I suspect part of the issue is how instances are handled and tracked by the snntorch.SpikingNeuron class, but the behavior is observed even after deleting all instances.

[jagdap]

Digging a little deeper, I think there are two issues at play. First, SpikingNeuron.instances is being populated but not cleared, so the class variable is growing each time I create a new network with a SpikingNeuron child, causing memory usage to grow. This is especially painful when using Jupyter Notebook, since I tend to re-run cells that create models.
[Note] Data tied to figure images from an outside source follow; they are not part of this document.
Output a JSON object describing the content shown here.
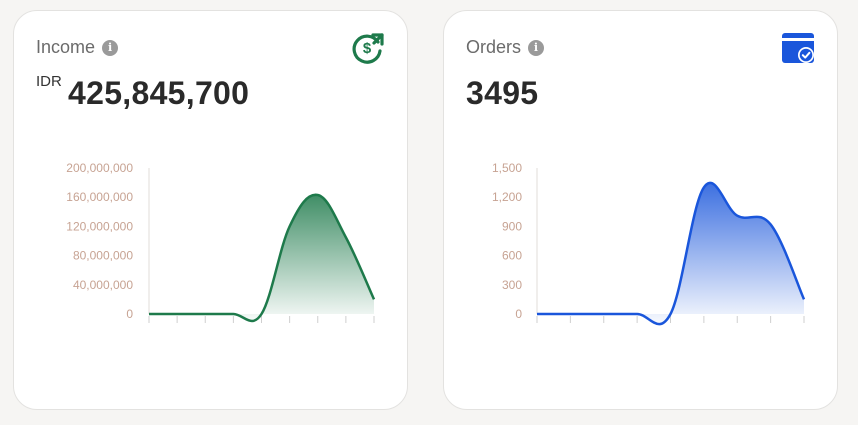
{
  "income": {
    "title": "Income",
    "currency": "IDR",
    "value": "425,845,700",
    "icon": "dollar-growth-icon",
    "color": "#1e7a4b",
    "chart_data": {
      "type": "area",
      "title": "",
      "xlabel": "",
      "ylabel": "",
      "ylim": [
        0,
        200000000
      ],
      "yticks": [
        "200,000,000",
        "160,000,000",
        "120,000,000",
        "80,000,000",
        "40,000,000",
        "0"
      ],
      "ytick_values": [
        200000000,
        160000000,
        120000000,
        80000000,
        40000000,
        0
      ],
      "x": [
        0,
        1,
        2,
        3,
        4,
        5,
        6,
        7,
        8
      ],
      "values": [
        0,
        0,
        0,
        0,
        0,
        120000000,
        163000000,
        105000000,
        20000000
      ],
      "grid": false
    }
  },
  "orders": {
    "title": "Orders",
    "value": "3495",
    "icon": "calendar-check-icon",
    "color": "#1a56db",
    "chart_data": {
      "type": "area",
      "title": "",
      "xlabel": "",
      "ylabel": "",
      "ylim": [
        0,
        1500
      ],
      "yticks": [
        "1,500",
        "1,200",
        "900",
        "600",
        "300",
        "0"
      ],
      "ytick_values": [
        1500,
        1200,
        900,
        600,
        300,
        0
      ],
      "x": [
        0,
        1,
        2,
        3,
        4,
        5,
        6,
        7,
        8
      ],
      "values": [
        0,
        0,
        0,
        0,
        0,
        1300,
        1010,
        920,
        150
      ],
      "grid": false
    }
  }
}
The other issue might be a PyTorch issue, but I'm not sure yet. One of the things done in Leaky is "selection" of which function will be used for a reset mechanism. This is assigned via self.state_function = self._base_sub (or whichever is selected). The act of assigning a function to a variable is creating some sort of memory leak. I've recreated the problem below:

class myModule(nn.Module):
    def __init__(self):
        super().__init__()
        self.register_buffer("test", torch.as_tensor(1.0))
        self.which_foo = self.foo
        
    def forward(self, x):
        return x

    def foo(self, x):
        return

for _ in range(3):
    m = myModule().cuda()
    
    del m
    torch.cuda.empty_cache()
    print("\n")
    print("mem alloc:", torch.cuda.memory_allocated())
    print("max mem alloc:", torch.cuda.max_memory_allocated())

Output:

mem alloc: 512
max mem alloc: 512


mem alloc: 1024
max mem alloc: 1024


mem alloc: 1536
max mem alloc: 1536

Of note, the error only occurs when I've registered a buffer. Strangely, if I uncomment the self.register_buffer line, there's no longer an issue.